Still, a tiered system makes sense not only at running back but at other positions as well -- and fantasy managers should have this information at their disposal well ahead of drafts and in a format simple enough to make quick decisions. So many wide receivers produce similar statistics that it might seem disingenuous to separate them into so many sections, but there are degrees of trust too. Receiving numbers often go hand in hand with quarterback play, but each of those positions has a far longer shelf life than running back, and it is not even close.

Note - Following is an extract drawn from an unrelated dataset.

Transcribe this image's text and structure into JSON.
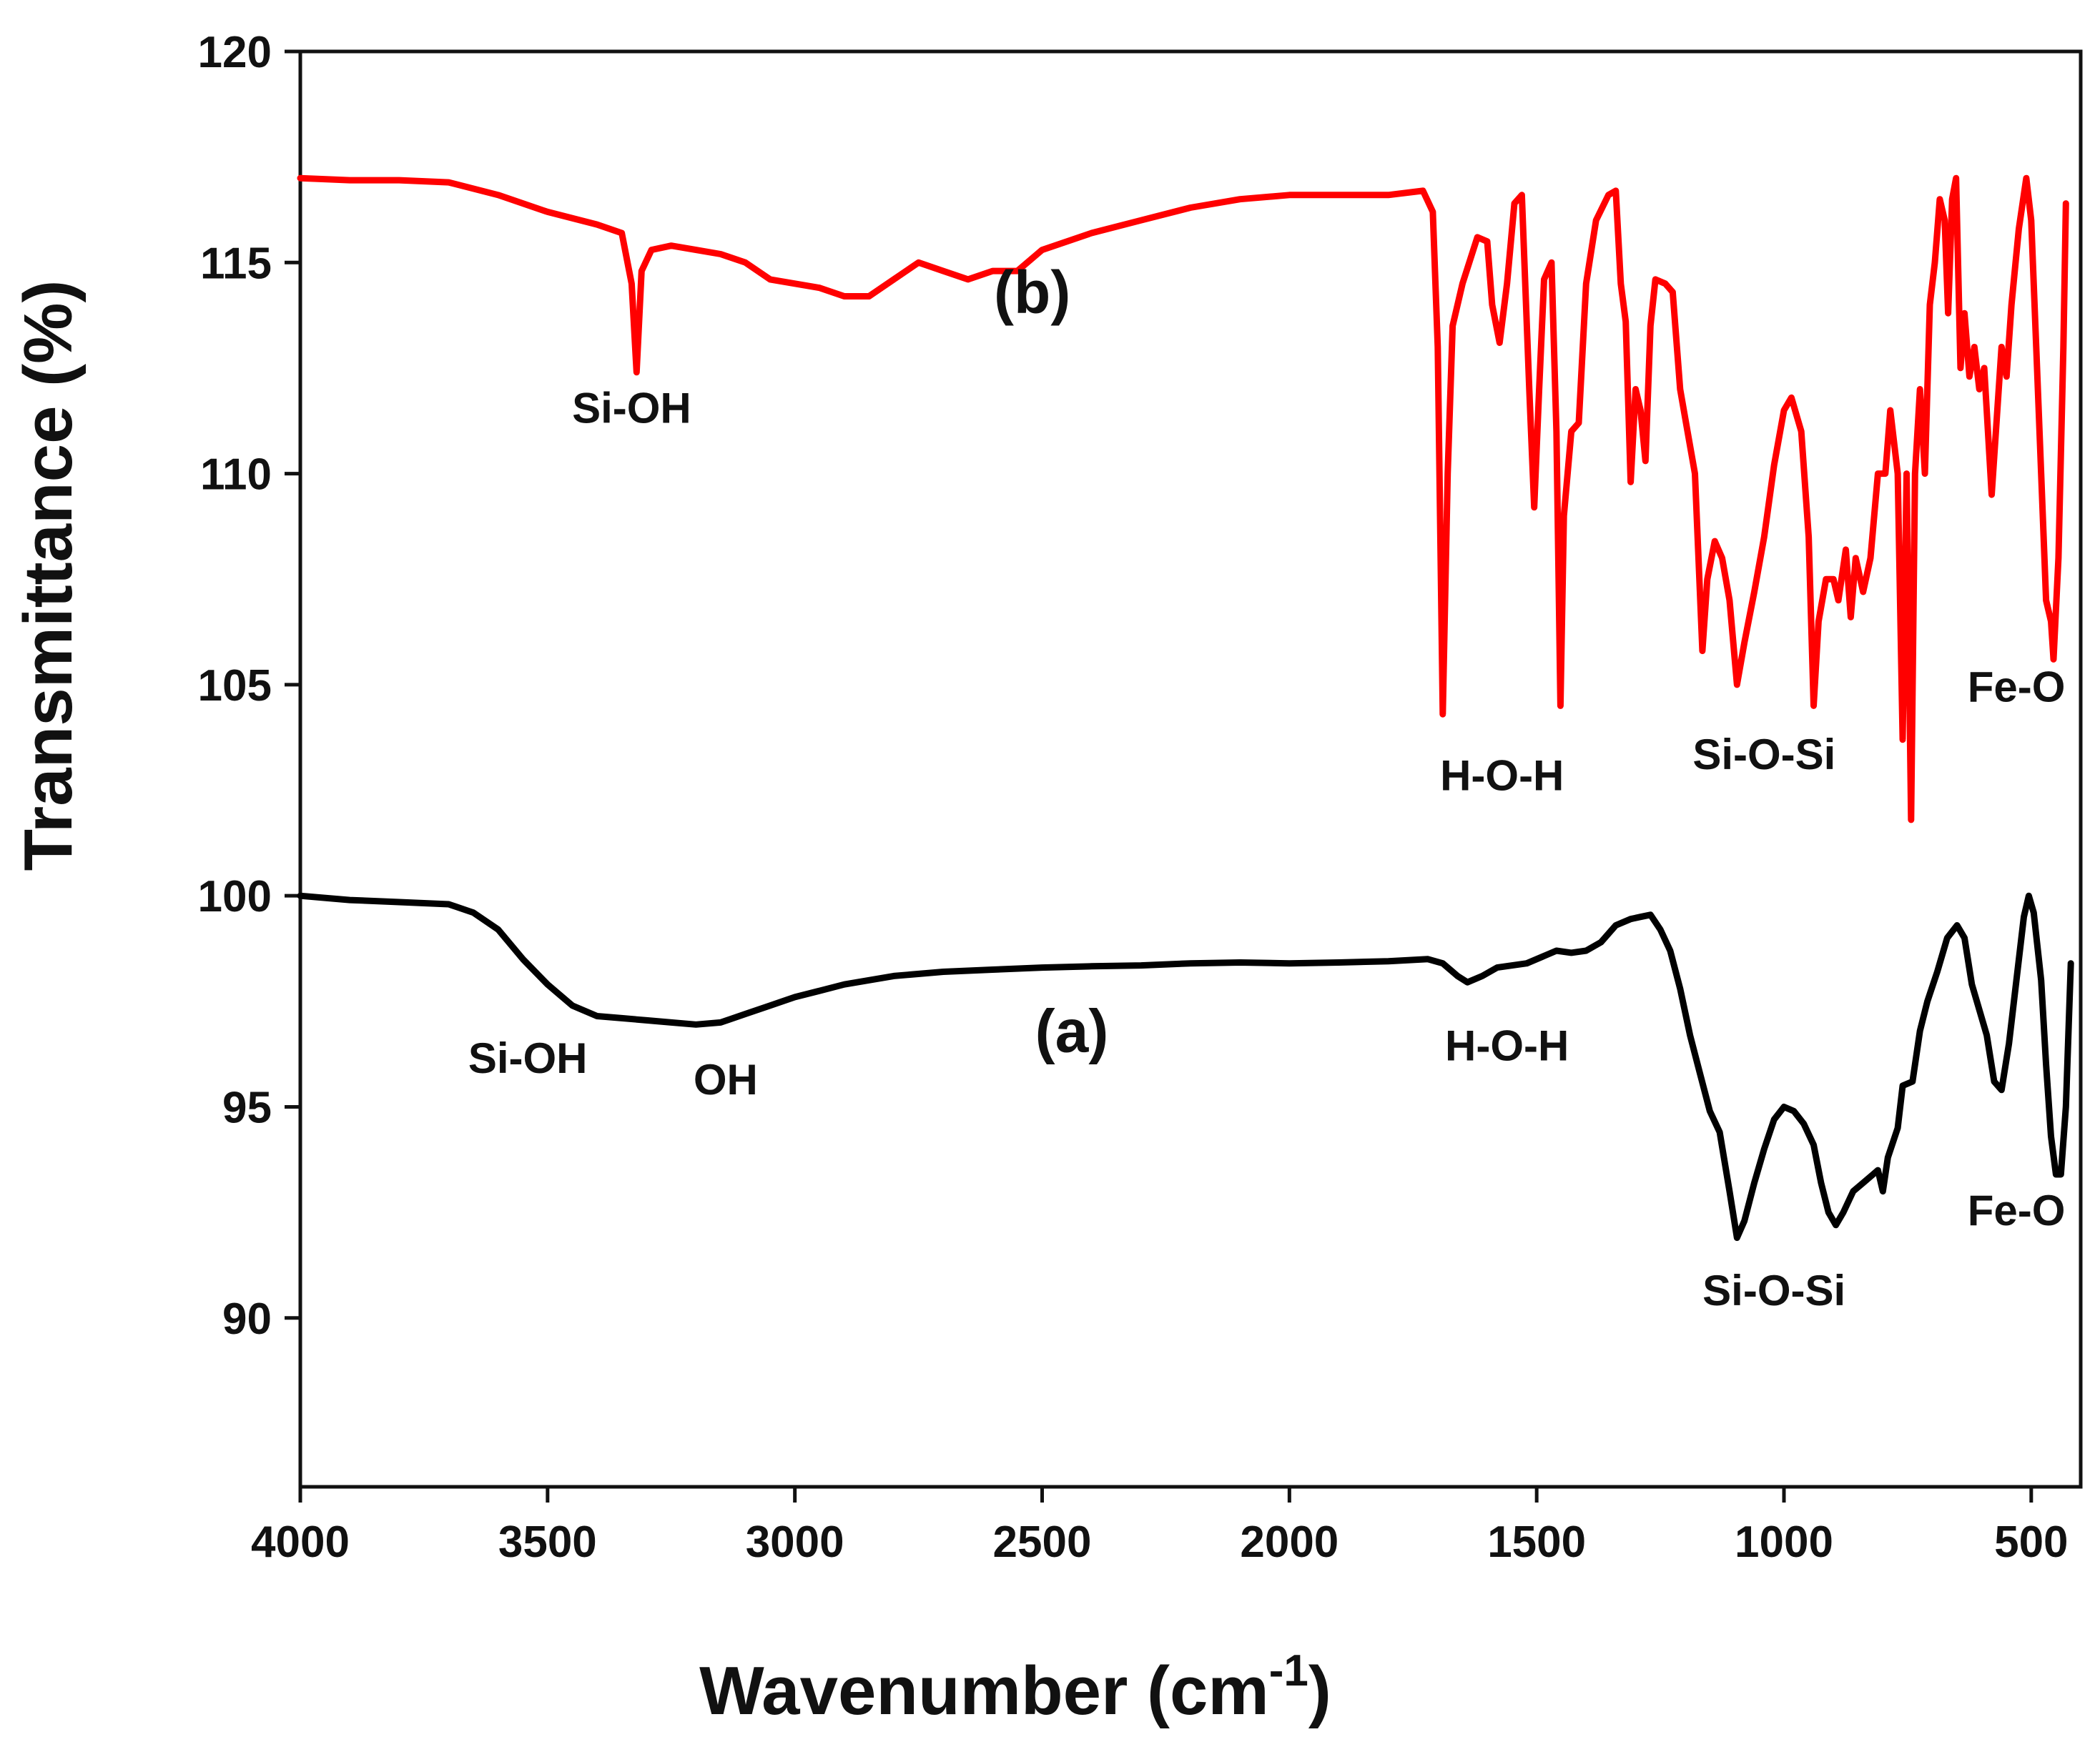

As noted in my running back tiers article, always prepare well in advance of your drafts. The ultimate reason for a tiered system is so a fantasy manager can make quick decisions about proper value during a draft and when it feels like the value drops off. If three running backs of similar value remain on the board in Round 6 -- well, in theory, at least -- and only one wide receiver of a certain tier, go with the receiver. In many cases, of course, the running backs are the ones to reach for, since wide receiver depth is so ample, but you know this only if you figure out your own wide receiver tiers as well.